The North American Free Trade Agreement (NAFTA); in Spanish: Tratado de Libre Comercio de América del Norte, TLCAN; In French: North American Free Trade Agreement, ALNA) was an agreement signed by Canada, Mexico and the United States, creating a trilateral trade bloc in North America. The agreement came into force on January 1, 1994 and replaced the 1988 Canada-U.S. Free Trade Agreement.  The NAFTA trading bloc was one of the largest trading blocs in the world, after the proceeds of the home. From the beginning, critics of NAFTA feared that the agreement would result in a move of U.S. jobs to Mexico, despite additional NAALCs. NAFTA, for example, has affected thousands of U.S. auto workers in this way.

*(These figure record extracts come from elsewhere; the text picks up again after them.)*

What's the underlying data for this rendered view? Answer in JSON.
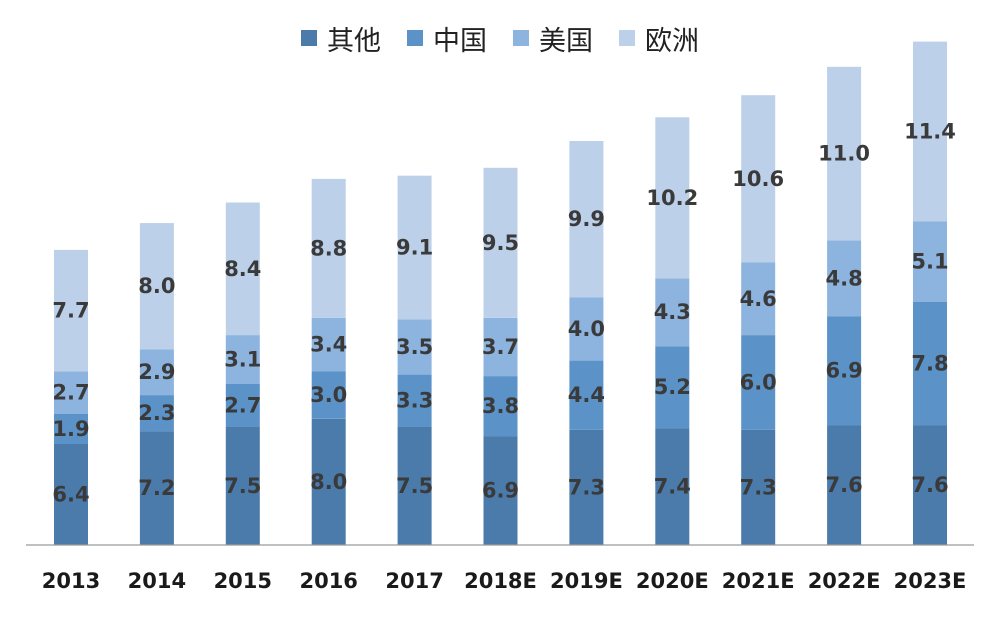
{
  "chart_data": {
    "type": "bar",
    "stacked": true,
    "categories": [
      "2013",
      "2014",
      "2015",
      "2016",
      "2017",
      "2018E",
      "2019E",
      "2020E",
      "2021E",
      "2022E",
      "2023E"
    ],
    "series": [
      {
        "name": "其他",
        "color": "#4a7bab",
        "values": [
          6.4,
          7.2,
          7.5,
          8.0,
          7.5,
          6.9,
          7.3,
          7.4,
          7.3,
          7.6,
          7.6
        ]
      },
      {
        "name": "中国",
        "color": "#5b92c8",
        "values": [
          1.9,
          2.3,
          2.7,
          3.0,
          3.3,
          3.8,
          4.4,
          5.2,
          6.0,
          6.9,
          7.8
        ]
      },
      {
        "name": "美国",
        "color": "#8db3df",
        "values": [
          2.7,
          2.9,
          3.1,
          3.4,
          3.5,
          3.7,
          4.0,
          4.3,
          4.6,
          4.8,
          5.1
        ]
      },
      {
        "name": "欧洲",
        "color": "#bcd0ea",
        "values": [
          7.7,
          8.0,
          8.4,
          8.8,
          9.1,
          9.5,
          9.9,
          10.2,
          10.6,
          11.0,
          11.4
        ]
      }
    ],
    "ylim": [
      0,
      32
    ],
    "grid": false,
    "legend": "top-center",
    "data_labels": true
  }
}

Many companies have relocated their production to Mexico and other countries where labour costs are lower. However, NAFTA may not be the source of these measures. President Donald Trump`s USMCA should allay those concerns. The White House estimates that the USMCA will create 600,000 jobs and increase the economy by $235 billion. The Free Trade Commission (FTC) is NAFTA`s most important body and oversees the performance and development of NAFTA. It is also responsible for dispute resolution and is composed of the U.S. Trade Representative, Canada`s Minister of International Trade and Mexico`s Minister of Trade and Industrial Development. The FTC`s day-to-day work is carried out by expert groups and committees. This authority was defined in section 2001, paragraph 2, of NAFTA, which expressly gave the FTC the power to work “of all the committees and working groups that are targeted at …
[NAFTA]… agreement.” The FTC also has, in Section 2001 (3), the power to “… Delegates, the non-governmental council… Groups and take… [unspecified] other actions “. These powers are applied annually at tripartite cabinet meetings, pursuant to Article 2001, or as part of a review of national judicial decisions on North American trade.